The president's choice to replace Blair is James Clapper, a retired Air Force general and currently the top intelligence official within the defense department, but he still needs to be confirmed by the Senate.
A former senior intelligence official tells Fox News that he believes Clapper would not under any circumstances accept a recess appointment, which allows the president to bypass the Senate. And while no date is set for confirmation hearings, Sen. Dianne Feinstein, D-Calif., the chairwoman of the Senate intelligence committee, says the process is moving forward. For example, senators' questions have gone out to Clapper, and responses could come back in a matter of days.
The issue according to some aides on the hill is whether work on the intelligence authorization bill will stall the Clapper confirmation. There has not been an intelligence authorization bill, according to Sen. Feinstein, for five years, and without one, she believes the powerful intelligence committee is at risk "of becoming paper tigers. Oversight is weakened unless we have the ability to make law based on that oversight."
Right now the bill, which deals with a number of issues, including congressional notification, has the green light from Feinstein, Sen. Kit Bond, the ranking Republican on her committee, and Rep. Sylvester Reyes, chairman of the House committee, as well as White House officials.

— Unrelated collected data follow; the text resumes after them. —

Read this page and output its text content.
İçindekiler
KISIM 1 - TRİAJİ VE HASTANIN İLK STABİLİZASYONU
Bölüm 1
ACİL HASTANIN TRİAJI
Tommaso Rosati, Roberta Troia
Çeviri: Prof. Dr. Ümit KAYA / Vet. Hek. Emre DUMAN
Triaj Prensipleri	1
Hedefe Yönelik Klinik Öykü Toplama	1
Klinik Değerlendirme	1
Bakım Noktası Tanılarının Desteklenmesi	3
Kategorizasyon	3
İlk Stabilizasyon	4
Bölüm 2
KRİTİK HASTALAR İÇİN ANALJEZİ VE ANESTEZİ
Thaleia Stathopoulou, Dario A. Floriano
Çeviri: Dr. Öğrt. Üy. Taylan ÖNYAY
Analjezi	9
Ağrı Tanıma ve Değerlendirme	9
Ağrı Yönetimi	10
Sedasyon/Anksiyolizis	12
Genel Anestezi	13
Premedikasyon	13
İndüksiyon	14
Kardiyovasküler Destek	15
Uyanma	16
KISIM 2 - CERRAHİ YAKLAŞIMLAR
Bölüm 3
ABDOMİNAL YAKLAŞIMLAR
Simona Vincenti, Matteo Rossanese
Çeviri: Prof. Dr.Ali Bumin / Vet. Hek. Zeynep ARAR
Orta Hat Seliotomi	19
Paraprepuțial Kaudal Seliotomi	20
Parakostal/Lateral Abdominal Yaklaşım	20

But House Speaker Nancy Pelosi -- who was the ranking Democratic member of the House intelligence committee when the 9/11 attacks occurred -- says some issues still need to be resolved. Her aides would not be more specific. Speaker Pelosi famously disagreed with the CIA publicly over when and how she was notified about the waterboarding of high value detainees post 9/11.
Though Feinstein believes the Clapper nomination and the intelligence authorization bill can move forward in tandem, others question whether significant progress can be made on both before the August recess. Also, Bond and Feinstein have had reservations about another member of the military becoming national intelligence director.